Speaking to daily Hürriyet on Feb. 26, Turkish Ambassador to Prague Ahmet Necati Bigalı said Muslim arrived in Prague on Feb. 24 and was detected by Turkish Interpol, prompting Ankara to file a demand for his arrest from the Czech authorities.
“Muslim had some meetings at the Mariott Hotel. After Interpol detected him a necessary application to Czech Interpol was filed and we also intervened in the case,” Bigalı said.
He noted that Muslim is expected to appear at the court on Feb. 27 following a postponement that came on the request of the prosecutor, who demanded extra time to examine the files.
“We request his arrest and extradition. If there is a rule for extradition he can be arrested for 40 days according to European conventions. Our ministry will send the necessary files for extradition within this timeframe,” Bigalı said.
The ambassador also denied reports on Feb. 26 that the Czech Republic demanded that Turkey release two Czech suspects held on terror charges in return for Muslim’s extradition.

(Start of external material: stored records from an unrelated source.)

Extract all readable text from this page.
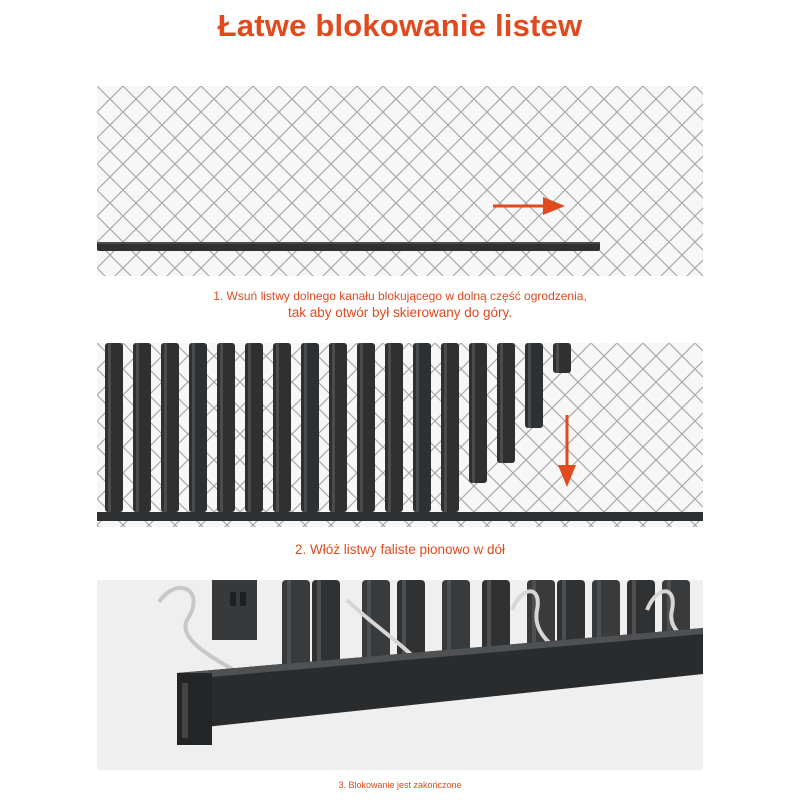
Łatwe blokowanie listew
1. Wsuń listwy dolnego kanału blokującego w dolną część ogrodzenia,
tak aby otwór był skierowany do góry.
2. Włóż listwy faliste pionowo w dół
3. Blokowanie jest zakończone
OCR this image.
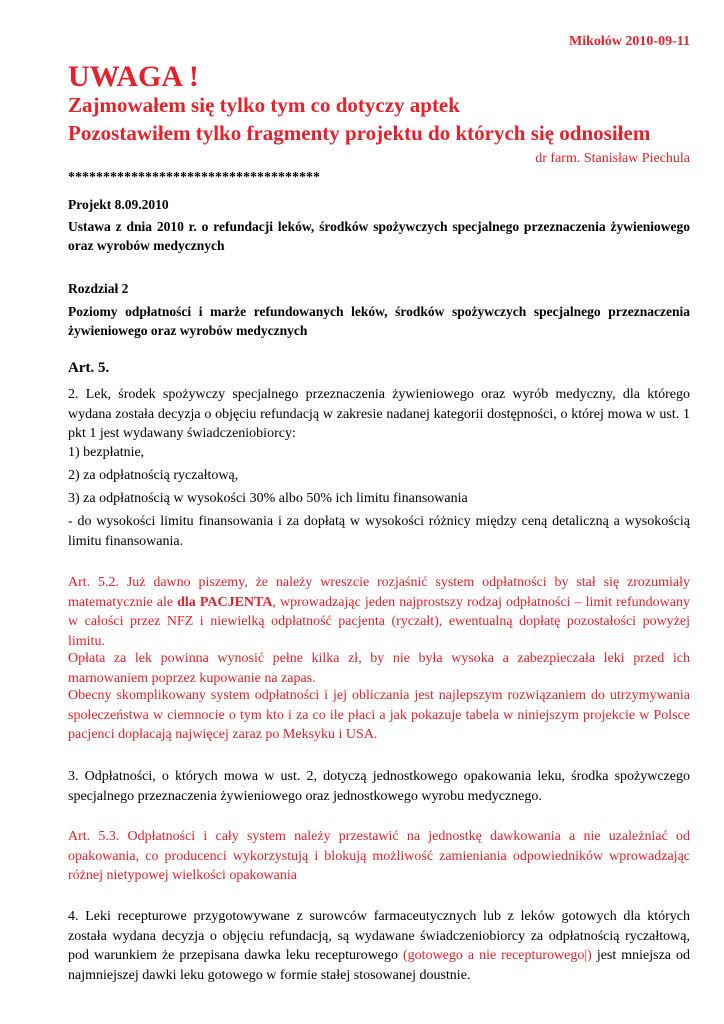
Mikołów 2010-09-11
UWAGA !
Zajmowałem się tylko tym co dotyczy aptek
Pozostawiłem tylko fragmenty projektu do których się odnosiłem
dr farm. Stanisław Piechula
************************************
Projekt 8.09.2010
Ustawa z dnia 2010 r. o refundacji leków, środków spożywczych specjalnego przeznaczenia żywieniowego oraz wyrobów medycznych
Rozdział 2
Poziomy odpłatności i marże refundowanych leków, środków spożywczych specjalnego przeznaczenia żywieniowego oraz wyrobów medycznych
Art. 5.
2. Lek, środek spożywczy specjalnego przeznaczenia żywieniowego oraz wyrób medyczny, dla którego wydana została decyzja o objęciu refundacją w zakresie nadanej kategorii dostępności, o której mowa w ust. 1 pkt 1 jest wydawany świadczeniobiorcy:
1) bezpłatnie,
2) za odpłatnością ryczałtową,
3) za odpłatnością w wysokości 30% albo 50% ich limitu finansowania
- do wysokości limitu finansowania i za dopłatą w wysokości różnicy między ceną detaliczną a wysokością limitu finansowania.
Art. 5.2. Już dawno piszemy, że należy wreszcie rozjaśnić system odpłatności by stał się zrozumiały matematycznie ale dla PACJENTA, wprowadzając jeden najprostszy rodzaj odpłatności – limit refundowany w całości przez NFZ i niewielką odpłatność pacjenta (ryczałt), ewentualną dopłatę pozostałości powyżej limitu.
Opłata za lek powinna wynosić pełne kilka zł, by nie była wysoka a zabezpieczała leki przed ich marnowaniem poprzez kupowanie na zapas.
Obecny skomplikowany system odpłatności i jej obliczania jest najlepszym rozwiązaniem do utrzymywania społeczeństwa w ciemnocie o tym kto i za co ile płaci a jak pokazuje tabela w niniejszym projekcie w Polsce pacjenci dopłacają najwięcej zaraz po Meksyku i USA.
3. Odpłatności, o których mowa w ust. 2, dotyczą jednostkowego opakowania leku, środka spożywczego specjalnego przeznaczenia żywieniowego oraz jednostkowego wyrobu medycznego.
Art. 5.3. Odpłatności i cały system należy przestawić na jednostkę dawkowania a nie uzależniać od opakowania, co producenci wykorzystują i blokują możliwość zamieniania odpowiedników wprowadzając różnej nietypowej wielkości opakowania
4. Leki recepturowe przygotowywane z surowców farmaceutycznych lub z leków gotowych dla których została wydana decyzja o objęciu refundacją, są wydawane świadczeniobiorcy za odpłatnością ryczałtową, pod warunkiem że przepisana dawka leku recepturowego (gotowego a nie recepturowego|) jest mniejsza od najmniejszej dawki leku gotowego w formie stałej stosowanej doustnie.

“These claims are unfounded. We do not have such information,” he said.
As Turkey regards the PYD as an offshoot of the outlawed Kurdistan Workers’ Party (PKK), Muslim is currently a suspect in three different cases related to deadly terror attacks in Istanbul and Ankara.
Ankara’s 4th and 14th Heavy Criminal Courts, as well as the Ankara 2nd Criminal Court of Peace, issued an arrest warrant upon the request of prosecutors for the bombing of Ankara Güvenpark on March 13, 2016, in which 37 people were killed and 125 were injured, the bombing at Istanbul’s Merasim Street on Feb. 17, 2016, in which 29 people lost their lives, and the explosion at the Ankara Tax Office on Feb. 1, 2018.

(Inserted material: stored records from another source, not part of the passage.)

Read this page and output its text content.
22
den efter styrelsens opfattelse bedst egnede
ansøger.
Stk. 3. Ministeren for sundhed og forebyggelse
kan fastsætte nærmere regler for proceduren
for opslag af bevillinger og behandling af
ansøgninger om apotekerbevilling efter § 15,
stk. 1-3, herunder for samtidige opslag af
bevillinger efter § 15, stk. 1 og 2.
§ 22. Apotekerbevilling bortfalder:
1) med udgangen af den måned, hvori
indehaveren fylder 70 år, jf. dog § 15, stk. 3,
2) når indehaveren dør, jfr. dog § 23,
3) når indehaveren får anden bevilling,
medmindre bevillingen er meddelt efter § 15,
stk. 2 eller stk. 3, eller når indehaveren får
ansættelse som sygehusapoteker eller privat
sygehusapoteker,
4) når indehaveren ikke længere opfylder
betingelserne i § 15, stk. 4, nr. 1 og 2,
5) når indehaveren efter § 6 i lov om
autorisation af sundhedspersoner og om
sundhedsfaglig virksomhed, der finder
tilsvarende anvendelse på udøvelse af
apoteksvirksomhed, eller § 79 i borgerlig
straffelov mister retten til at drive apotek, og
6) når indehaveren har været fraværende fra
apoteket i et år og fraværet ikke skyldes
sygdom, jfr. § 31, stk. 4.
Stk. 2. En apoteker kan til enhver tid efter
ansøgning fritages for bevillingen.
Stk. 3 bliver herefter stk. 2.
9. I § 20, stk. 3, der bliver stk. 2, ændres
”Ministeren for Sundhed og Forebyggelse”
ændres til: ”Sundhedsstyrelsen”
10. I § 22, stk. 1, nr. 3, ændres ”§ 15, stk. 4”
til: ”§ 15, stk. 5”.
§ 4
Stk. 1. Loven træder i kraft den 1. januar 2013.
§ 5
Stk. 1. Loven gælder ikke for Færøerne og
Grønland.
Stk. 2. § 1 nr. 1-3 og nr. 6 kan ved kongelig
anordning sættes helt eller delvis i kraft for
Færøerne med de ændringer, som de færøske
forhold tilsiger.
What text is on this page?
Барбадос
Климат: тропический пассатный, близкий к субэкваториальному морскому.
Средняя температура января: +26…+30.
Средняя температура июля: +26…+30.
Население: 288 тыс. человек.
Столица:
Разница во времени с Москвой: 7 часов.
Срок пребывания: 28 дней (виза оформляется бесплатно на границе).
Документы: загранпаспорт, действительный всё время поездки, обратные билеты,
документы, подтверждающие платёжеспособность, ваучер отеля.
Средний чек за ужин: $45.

Accused of “attempting to disrupt the unity and territorial integrity of the state,” Muslim is under the red category on the Interior Ministry’s “wanted terrorists” list, with a 4-million Turkish Lira reward for his capture.
The Justice Ministry applied to Interpol to issue a red notice for Muslim’s arrest, after which Interpol created a registry for him but refrained from issuing a red notice.